The Honduran dealers are not drug addicts. They are not flashy except for the one with eyebrows that look tattoed on. Maybe he goes in drag at night. Handsome and a bit pretty. We sometimes very slightly acknowledge each other, just enough to be friendly but not enough to be in each other’s way. The short guy with the raspy voice on his cell was not around this week. Monday was amazingly quiet. It was misting that day, verging on rain. There were Chihuahuas, one white and one black, barking in the front seat of a big white truck parked next to us. On Wednesday my student Cristina came all the way from Monterey to paint. John worked with her on the Hyde Street side, painting symbols while a homeless man slept, passed out, next to them.
Was it Wednesday or Thursday that the small dark legless man in a wheelchair, high on something to ease the pain, talked urgently to Jenifer. “I see elephants! Elephants! Paint elephants in the mural” . The day before an older woman with a big cross asked if I could paint her naked. Oh, she said, you have skills, and taking a longer look at the mural she exclaimed “I feel it! I really feel it” . Soon after a Chinese grandmother in a wheelchair gunned down the sidewalk and ran over my foot.
A sharply dressed woman, who has worked at the Civic Center Post Office for 20 years was full of warning the first day I met her.
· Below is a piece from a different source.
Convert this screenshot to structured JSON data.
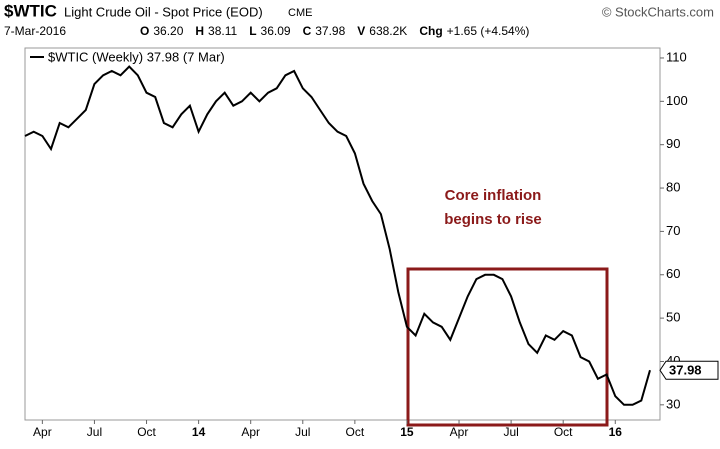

Lately she is coming out to see our progress, posing in front of the wall. She apparently knows some of the regulars that populate the corner and jokes around with them. “I know you want to date me! I’ve got a job, I’ve got a place to live!” On the inside, the inner sanctum of the post office she continues her warnings. It’s all survival she says. Be careful. Be smart. But they know you are just there to paint. Our building looks so big! My friends may even visit me here now.
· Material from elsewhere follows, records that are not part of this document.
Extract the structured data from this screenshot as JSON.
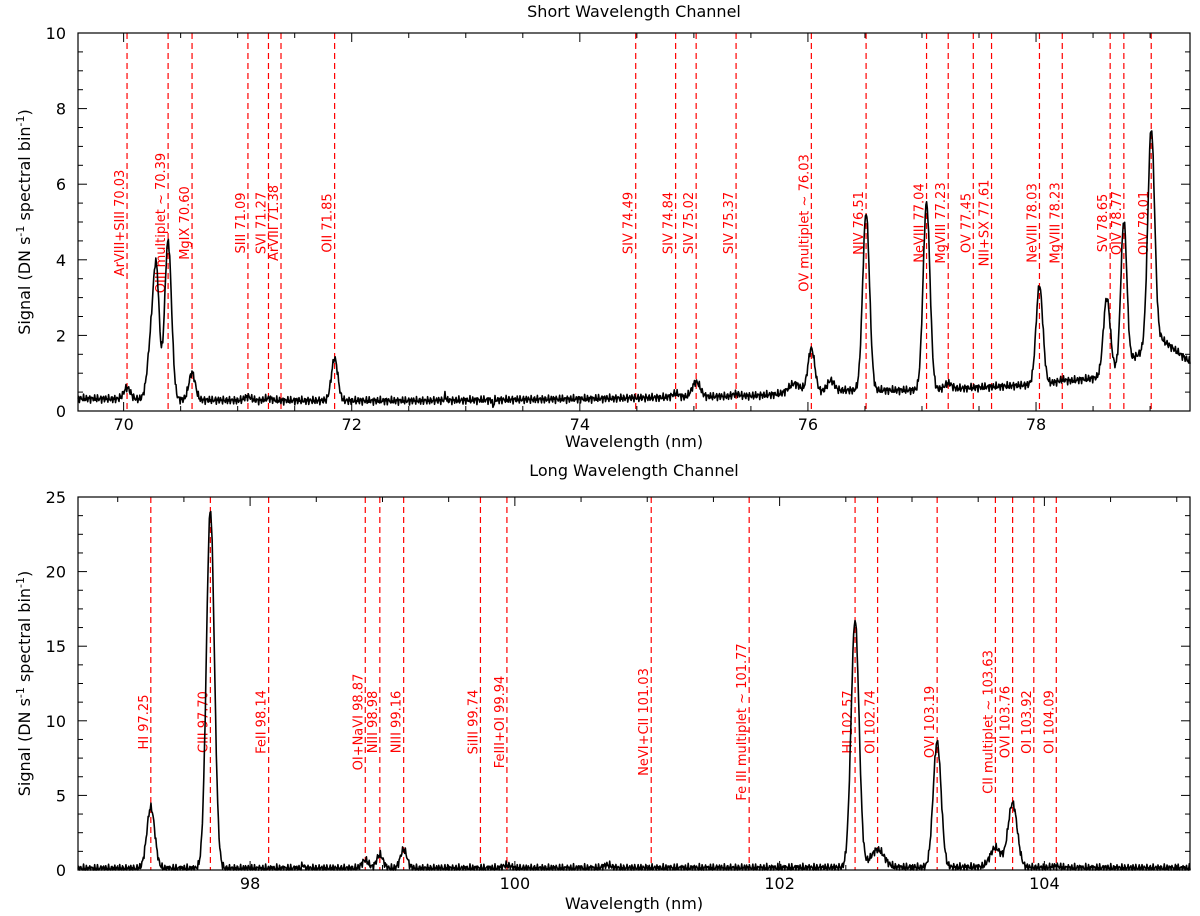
{
  "chart_data": [
    {
      "type": "line",
      "title": "Short Wavelength Channel",
      "xlabel": "Wavelength (nm)",
      "ylabel_parts": [
        "Signal (DN s",
        "-1",
        " spectral bin",
        "-1",
        ")"
      ],
      "xlim": [
        69.6,
        79.35
      ],
      "ylim": [
        0,
        10
      ],
      "xticks": [
        70,
        72,
        74,
        76,
        78
      ],
      "yticks": [
        0,
        2,
        4,
        6,
        8,
        10
      ],
      "grid": false,
      "series": [
        {
          "color": "#000000",
          "baseline": [
            [
              69.6,
              0.33
            ],
            [
              71.0,
              0.28
            ],
            [
              72.5,
              0.27
            ],
            [
              74.0,
              0.32
            ],
            [
              75.5,
              0.4
            ],
            [
              76.3,
              0.55
            ],
            [
              77.0,
              0.55
            ],
            [
              78.0,
              0.7
            ],
            [
              78.6,
              0.9
            ],
            [
              79.1,
              1.9
            ],
            [
              79.35,
              1.3
            ]
          ],
          "peaks": [
            {
              "center": 70.03,
              "amp": 0.3,
              "width": 0.03
            },
            {
              "center": 70.25,
              "amp": 1.8,
              "width": 0.035
            },
            {
              "center": 70.29,
              "amp": 2.6,
              "width": 0.025
            },
            {
              "center": 70.39,
              "amp": 4.2,
              "width": 0.03
            },
            {
              "center": 70.6,
              "amp": 0.72,
              "width": 0.028
            },
            {
              "center": 71.09,
              "amp": 0.1,
              "width": 0.03
            },
            {
              "center": 71.27,
              "amp": 0.06,
              "width": 0.03
            },
            {
              "center": 71.85,
              "amp": 1.12,
              "width": 0.028
            },
            {
              "center": 72.82,
              "amp": 0.15,
              "width": 0.006
            },
            {
              "center": 73.24,
              "amp": -0.18,
              "width": 0.006
            },
            {
              "center": 74.84,
              "amp": 0.1,
              "width": 0.03
            },
            {
              "center": 75.02,
              "amp": 0.4,
              "width": 0.035
            },
            {
              "center": 75.37,
              "amp": 0.06,
              "width": 0.03
            },
            {
              "center": 75.88,
              "amp": 0.25,
              "width": 0.05
            },
            {
              "center": 76.03,
              "amp": 1.15,
              "width": 0.03
            },
            {
              "center": 76.2,
              "amp": 0.28,
              "width": 0.03
            },
            {
              "center": 76.51,
              "amp": 4.7,
              "width": 0.03
            },
            {
              "center": 77.04,
              "amp": 4.95,
              "width": 0.03
            },
            {
              "center": 77.23,
              "amp": 0.15,
              "width": 0.03
            },
            {
              "center": 78.03,
              "amp": 2.6,
              "width": 0.03
            },
            {
              "center": 78.23,
              "amp": 0.05,
              "width": 0.03
            },
            {
              "center": 78.62,
              "amp": 2.05,
              "width": 0.03
            },
            {
              "center": 78.77,
              "amp": 3.8,
              "width": 0.026
            },
            {
              "center": 79.01,
              "amp": 5.75,
              "width": 0.03
            }
          ]
        }
      ],
      "annotations": [
        {
          "x": 70.03,
          "label": "ArVIII+SIII 70.03"
        },
        {
          "x": 70.39,
          "label": "OIII multiplet ~ 70.39"
        },
        {
          "x": 70.6,
          "label": "MgIX 70.60"
        },
        {
          "x": 71.09,
          "label": "SIII 71.09"
        },
        {
          "x": 71.27,
          "label": "SVI 71.27"
        },
        {
          "x": 71.38,
          "label": "ArVIII 71.38"
        },
        {
          "x": 71.85,
          "label": "OII 71.85"
        },
        {
          "x": 74.49,
          "label": "SIV 74.49"
        },
        {
          "x": 74.84,
          "label": "SIV 74.84"
        },
        {
          "x": 75.02,
          "label": "SIV 75.02"
        },
        {
          "x": 75.37,
          "label": "SIV 75.37"
        },
        {
          "x": 76.03,
          "label": "OV multiplet ~ 76.03"
        },
        {
          "x": 76.51,
          "label": "NIV 76.51"
        },
        {
          "x": 77.04,
          "label": "NeVIII 77.04"
        },
        {
          "x": 77.23,
          "label": "MgVIII 77.23"
        },
        {
          "x": 77.45,
          "label": "OV 77.45"
        },
        {
          "x": 77.61,
          "label": "NII+SX 77.61"
        },
        {
          "x": 78.03,
          "label": "NeVIII 78.03"
        },
        {
          "x": 78.23,
          "label": "MgVIII 78.23"
        },
        {
          "x": 78.65,
          "label": "SV 78.65"
        },
        {
          "x": 78.77,
          "label": "OIV 78.77"
        },
        {
          "x": 79.01,
          "label": "OIV 79.01"
        }
      ]
    },
    {
      "type": "line",
      "title": "Long Wavelength Channel",
      "xlabel": "Wavelength (nm)",
      "ylabel_parts": [
        "Signal (DN s",
        "-1",
        " spectral bin",
        "-1",
        ")"
      ],
      "xlim": [
        96.7,
        105.1
      ],
      "ylim": [
        0,
        25
      ],
      "xticks": [
        98,
        100,
        102,
        104
      ],
      "yticks": [
        0,
        5,
        10,
        15,
        20,
        25
      ],
      "grid": false,
      "series": [
        {
          "color": "#000000",
          "baseline": [
            [
              96.7,
              0.1
            ],
            [
              100.0,
              0.12
            ],
            [
              102.0,
              0.15
            ],
            [
              103.5,
              0.2
            ],
            [
              104.2,
              0.15
            ],
            [
              105.1,
              0.12
            ]
          ],
          "peaks": [
            {
              "center": 97.25,
              "amp": 4.1,
              "width": 0.03
            },
            {
              "center": 97.7,
              "amp": 24.0,
              "width": 0.03
            },
            {
              "center": 98.4,
              "amp": 0.25,
              "width": 0.008
            },
            {
              "center": 98.87,
              "amp": 0.55,
              "width": 0.025
            },
            {
              "center": 98.98,
              "amp": 0.9,
              "width": 0.025
            },
            {
              "center": 99.16,
              "amp": 1.25,
              "width": 0.025
            },
            {
              "center": 99.94,
              "amp": 0.2,
              "width": 0.03
            },
            {
              "center": 100.7,
              "amp": 0.2,
              "width": 0.03
            },
            {
              "center": 102.57,
              "amp": 16.6,
              "width": 0.03
            },
            {
              "center": 102.74,
              "amp": 1.2,
              "width": 0.05
            },
            {
              "center": 103.19,
              "amp": 8.4,
              "width": 0.03
            },
            {
              "center": 103.63,
              "amp": 1.3,
              "width": 0.04
            },
            {
              "center": 103.76,
              "amp": 4.3,
              "width": 0.035
            },
            {
              "center": 104.09,
              "amp": 0.1,
              "width": 0.03
            }
          ]
        }
      ],
      "annotations": [
        {
          "x": 97.25,
          "label": "HI 97.25"
        },
        {
          "x": 97.7,
          "label": "CIII 97.70"
        },
        {
          "x": 98.14,
          "label": "FeII 98.14"
        },
        {
          "x": 98.87,
          "label": "OI+NaVI 98.87"
        },
        {
          "x": 98.98,
          "label": "NIII 98.98"
        },
        {
          "x": 99.16,
          "label": "NIII 99.16"
        },
        {
          "x": 99.74,
          "label": "SiIII 99.74"
        },
        {
          "x": 99.94,
          "label": "FeIII+OI 99.94"
        },
        {
          "x": 101.03,
          "label": "NeVI+CII 101.03"
        },
        {
          "x": 101.77,
          "label": "Fe III multiplet ~ 101.77"
        },
        {
          "x": 102.57,
          "label": "HI 102.57"
        },
        {
          "x": 102.74,
          "label": "OI 102.74"
        },
        {
          "x": 103.19,
          "label": "OVI 103.19"
        },
        {
          "x": 103.63,
          "label": "CII multiplet ~ 103.63"
        },
        {
          "x": 103.76,
          "label": "OVI 103.76"
        },
        {
          "x": 103.92,
          "label": "OI 103.92"
        },
        {
          "x": 104.09,
          "label": "OI 104.09"
        }
      ]
    }
  ],
  "colors": {
    "spectrum": "#000000",
    "line_marker": "#ff0000",
    "label": "#ff0000",
    "axes": "#000000"
  }
}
I had a conversation with one of the Honduran guys the other day. He’s been in San Francisco for 2 months. He lived in Ohio before he came. His family is still there. His three baby daughters. He wants to go back to Honduras. His partner got into a scuffle with a pudgy white guy about a picture he took, about living in the neighborhood, about calling the police. The dealers all disappeared, the police did come and took a report. The angry shirtless guy paced up and down the sidewalk talking about the “snitch”. I saw him push a haggard old woman against the wall asking for money as she protested and squirmed away.
An hour later they were all back, including the young Honduran gal in her jeans and simple shirt. Nondescrip. A modest and unexpected crack and pill dealer. An unperturbed blank look on her face. I greeted her yesterday. Now she always says “Hey mama” . Lots of “Hey mama, Hey papas” all day long. “Thank you hijo” says a relatively healthy looking customer to the guy with the sharp eyebrows as she takes her pills. People are addicted to pain pills all over the United States – over the counter , under the counter…so much pain it seems. One of the best comments this week from an appreciative passerby “Art makes life tolerable”. We are fashioned into a spectator population when we need to be participants in the creative moment.
All the time we are painting, wrapped up in the colors and lines. The passersby love the mural. The women in the Coffee Shop across the street are ecstatic. The Hummingbirds keep appearing. Every curve of the Khmer Leaf design is painstakingly being painted by Jenifer in full OCD mode, who still manages to be friendly to drunk dwarfs seeking elephants. It is a great corner site, an exciting but exhausting gig painting in the micro climates of the scaffolding. Hot on one side and cold on the other. Sweet and sinister, everyday living mixed with screeches of pain. My favorite compliment this week: “The Hummingbird is a motherfucking powerful bird.”